Addressing these concerns with data, clear contracts and a pilot success story builds confidence and moves the conversation toward a signed agreement.

Frequently asked questions

What types of projects are suitable for white-label development?

Projects that require custom code, API integrations, AI chatbots, voice assistants or bespoke back-ends are ideal. Agencies that only use no-code tools for landing pages will quickly hit a ceiling when a client asks for a multi-user portal or automated workflow.

How long does a typical pilot take?

Most providers promise delivery within 2-4 weeks for a scoped pilot of $1,500-$3,000. The exact timeline depends on the complexity of the feature set and the clarity of the initial brief.

Will the agency own the source code?

Yes. The white-label agreement usually includes a clause that transfers full ownership of the code to the agency once payment is complete. This lets the agency host, modify or resell the solution without additional licensing fees.

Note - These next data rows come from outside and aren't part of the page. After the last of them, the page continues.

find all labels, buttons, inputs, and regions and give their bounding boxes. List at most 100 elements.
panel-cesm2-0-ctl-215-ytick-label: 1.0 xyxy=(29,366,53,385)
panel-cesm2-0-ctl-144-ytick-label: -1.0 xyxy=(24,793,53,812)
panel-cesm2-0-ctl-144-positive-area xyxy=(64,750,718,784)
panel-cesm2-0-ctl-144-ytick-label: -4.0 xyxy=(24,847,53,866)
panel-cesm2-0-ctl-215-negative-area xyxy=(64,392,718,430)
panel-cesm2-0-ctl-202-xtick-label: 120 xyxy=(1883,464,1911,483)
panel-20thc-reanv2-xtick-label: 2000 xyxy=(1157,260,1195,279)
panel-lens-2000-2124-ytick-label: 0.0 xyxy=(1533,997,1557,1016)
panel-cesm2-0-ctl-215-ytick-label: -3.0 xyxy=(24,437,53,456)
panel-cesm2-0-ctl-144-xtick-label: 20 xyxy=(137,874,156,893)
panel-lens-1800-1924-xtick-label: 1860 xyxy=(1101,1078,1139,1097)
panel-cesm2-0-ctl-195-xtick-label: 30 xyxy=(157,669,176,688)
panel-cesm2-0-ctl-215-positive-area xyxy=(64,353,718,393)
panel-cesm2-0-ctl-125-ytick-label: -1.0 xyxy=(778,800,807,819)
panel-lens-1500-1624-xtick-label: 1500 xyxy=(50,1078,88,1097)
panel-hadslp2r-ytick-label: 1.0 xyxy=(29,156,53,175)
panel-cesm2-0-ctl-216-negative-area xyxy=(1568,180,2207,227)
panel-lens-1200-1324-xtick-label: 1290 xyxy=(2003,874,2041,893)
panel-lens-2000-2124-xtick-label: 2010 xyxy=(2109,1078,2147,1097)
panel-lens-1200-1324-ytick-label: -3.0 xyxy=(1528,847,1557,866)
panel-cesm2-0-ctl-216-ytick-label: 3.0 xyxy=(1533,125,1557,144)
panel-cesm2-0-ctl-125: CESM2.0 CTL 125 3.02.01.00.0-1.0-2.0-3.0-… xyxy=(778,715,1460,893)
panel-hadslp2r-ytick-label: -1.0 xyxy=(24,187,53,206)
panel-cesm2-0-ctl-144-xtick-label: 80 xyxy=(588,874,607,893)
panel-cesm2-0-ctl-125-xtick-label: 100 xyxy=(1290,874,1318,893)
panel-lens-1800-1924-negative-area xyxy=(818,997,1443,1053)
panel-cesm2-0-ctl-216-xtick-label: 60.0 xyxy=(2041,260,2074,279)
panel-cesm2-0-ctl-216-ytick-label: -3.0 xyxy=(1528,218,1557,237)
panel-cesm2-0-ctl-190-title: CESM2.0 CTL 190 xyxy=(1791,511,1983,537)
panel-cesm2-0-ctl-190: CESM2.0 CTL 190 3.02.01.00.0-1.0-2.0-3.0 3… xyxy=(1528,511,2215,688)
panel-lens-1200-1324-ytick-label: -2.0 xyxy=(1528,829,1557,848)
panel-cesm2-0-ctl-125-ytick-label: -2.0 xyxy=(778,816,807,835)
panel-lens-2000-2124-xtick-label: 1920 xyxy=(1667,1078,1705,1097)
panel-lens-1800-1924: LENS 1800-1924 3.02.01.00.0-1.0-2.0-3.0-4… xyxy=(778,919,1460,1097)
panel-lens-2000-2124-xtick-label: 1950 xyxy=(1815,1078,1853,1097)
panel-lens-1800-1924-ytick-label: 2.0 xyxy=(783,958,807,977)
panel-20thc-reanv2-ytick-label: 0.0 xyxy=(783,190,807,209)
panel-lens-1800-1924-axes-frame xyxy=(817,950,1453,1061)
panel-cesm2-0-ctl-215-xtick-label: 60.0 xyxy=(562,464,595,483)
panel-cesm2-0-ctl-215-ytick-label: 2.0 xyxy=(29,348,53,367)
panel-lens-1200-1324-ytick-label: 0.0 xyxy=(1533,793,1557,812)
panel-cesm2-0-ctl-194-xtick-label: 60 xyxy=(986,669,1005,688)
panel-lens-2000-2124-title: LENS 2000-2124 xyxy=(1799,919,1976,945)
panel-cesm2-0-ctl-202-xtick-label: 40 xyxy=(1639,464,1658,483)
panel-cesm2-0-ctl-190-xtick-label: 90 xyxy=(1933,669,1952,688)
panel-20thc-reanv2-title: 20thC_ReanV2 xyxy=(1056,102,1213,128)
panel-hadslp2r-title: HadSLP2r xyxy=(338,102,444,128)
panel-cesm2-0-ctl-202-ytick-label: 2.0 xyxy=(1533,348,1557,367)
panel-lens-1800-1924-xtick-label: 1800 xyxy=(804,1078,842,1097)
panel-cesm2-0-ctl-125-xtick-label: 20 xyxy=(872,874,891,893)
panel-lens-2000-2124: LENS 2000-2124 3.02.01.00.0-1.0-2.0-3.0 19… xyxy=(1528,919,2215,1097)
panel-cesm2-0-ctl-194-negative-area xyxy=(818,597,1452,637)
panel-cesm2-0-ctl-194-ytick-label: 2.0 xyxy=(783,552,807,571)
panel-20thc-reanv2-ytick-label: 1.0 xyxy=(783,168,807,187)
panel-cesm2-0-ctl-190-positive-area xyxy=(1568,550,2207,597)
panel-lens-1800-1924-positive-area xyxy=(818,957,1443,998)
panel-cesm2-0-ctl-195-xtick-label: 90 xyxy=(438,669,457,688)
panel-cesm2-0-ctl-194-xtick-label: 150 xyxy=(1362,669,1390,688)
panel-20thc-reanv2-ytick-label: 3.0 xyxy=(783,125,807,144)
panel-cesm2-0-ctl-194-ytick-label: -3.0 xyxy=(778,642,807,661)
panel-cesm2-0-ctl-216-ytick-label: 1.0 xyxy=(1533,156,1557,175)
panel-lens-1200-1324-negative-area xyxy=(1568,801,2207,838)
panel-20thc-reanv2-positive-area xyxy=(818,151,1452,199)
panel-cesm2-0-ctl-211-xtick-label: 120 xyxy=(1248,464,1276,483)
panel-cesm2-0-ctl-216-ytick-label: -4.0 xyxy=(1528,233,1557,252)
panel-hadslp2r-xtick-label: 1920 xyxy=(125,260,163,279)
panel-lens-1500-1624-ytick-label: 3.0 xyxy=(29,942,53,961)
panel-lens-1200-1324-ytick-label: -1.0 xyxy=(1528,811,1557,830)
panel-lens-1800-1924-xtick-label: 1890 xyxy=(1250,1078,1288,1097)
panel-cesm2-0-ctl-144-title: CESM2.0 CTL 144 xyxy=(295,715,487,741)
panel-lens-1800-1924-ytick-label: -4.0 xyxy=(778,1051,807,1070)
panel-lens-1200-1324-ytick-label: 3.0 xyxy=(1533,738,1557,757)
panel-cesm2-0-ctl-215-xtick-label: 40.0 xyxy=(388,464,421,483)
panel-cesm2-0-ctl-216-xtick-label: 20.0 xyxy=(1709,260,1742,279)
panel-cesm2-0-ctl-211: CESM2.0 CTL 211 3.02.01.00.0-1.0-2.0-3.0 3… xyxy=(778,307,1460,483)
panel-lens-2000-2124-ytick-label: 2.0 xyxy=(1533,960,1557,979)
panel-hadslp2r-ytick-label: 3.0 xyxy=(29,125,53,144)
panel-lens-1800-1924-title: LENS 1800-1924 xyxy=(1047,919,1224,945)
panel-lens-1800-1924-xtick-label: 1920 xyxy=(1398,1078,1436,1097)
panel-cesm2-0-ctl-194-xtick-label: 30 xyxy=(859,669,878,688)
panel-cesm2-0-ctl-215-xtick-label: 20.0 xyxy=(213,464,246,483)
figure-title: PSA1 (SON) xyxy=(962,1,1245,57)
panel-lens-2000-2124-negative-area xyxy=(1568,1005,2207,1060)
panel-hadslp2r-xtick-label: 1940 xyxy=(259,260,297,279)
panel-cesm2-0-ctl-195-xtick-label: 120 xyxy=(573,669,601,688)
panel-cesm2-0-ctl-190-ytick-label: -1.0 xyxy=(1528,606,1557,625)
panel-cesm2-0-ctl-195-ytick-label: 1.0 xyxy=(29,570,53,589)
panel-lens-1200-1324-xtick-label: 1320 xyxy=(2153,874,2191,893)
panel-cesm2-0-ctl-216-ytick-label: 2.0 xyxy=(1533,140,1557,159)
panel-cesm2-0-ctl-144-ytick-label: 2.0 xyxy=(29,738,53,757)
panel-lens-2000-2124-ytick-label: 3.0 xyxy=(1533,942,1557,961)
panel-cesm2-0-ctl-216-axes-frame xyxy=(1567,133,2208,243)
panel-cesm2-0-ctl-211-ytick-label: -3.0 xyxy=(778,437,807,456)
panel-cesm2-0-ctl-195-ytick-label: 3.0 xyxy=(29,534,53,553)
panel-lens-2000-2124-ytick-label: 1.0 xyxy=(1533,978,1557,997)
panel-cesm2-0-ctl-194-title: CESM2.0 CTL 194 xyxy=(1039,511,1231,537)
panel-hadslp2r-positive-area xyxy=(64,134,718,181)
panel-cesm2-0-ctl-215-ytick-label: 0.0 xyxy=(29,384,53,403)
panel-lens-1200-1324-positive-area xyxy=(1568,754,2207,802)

How is support handled after launch?

Support can be bundled into a monthly retainer or offered as a pay-per-hour add-on. Most partners provide a 30-day warranty period to fix any bugs that arise from the original scope.

Can we set our own pricing?

Absolutely. The wholesale rate is disclosed up front, and the agency decides the client-facing price. Many agencies apply a 50-70% markup to cover project management and profit.

What if the partner misses a deadline?

A solid SLA will specify penalties, such as a discount on the wholesale fee for each day late. Choosing a partner with a track record of on-time delivery reduces this risk.

Do I need to sign a long-term contract?

No. Most white-label programs start with a one-off pilot. After a successful pilot, agencies can move to a retainer or a per-project agreement based on their volume.

How do I protect my brand from being exposed?

The NDA and non-circumvent clauses prevent the partner from contacting your clients directly. All deliverables are re-branded with your logo, color palette and domain before they reach the client.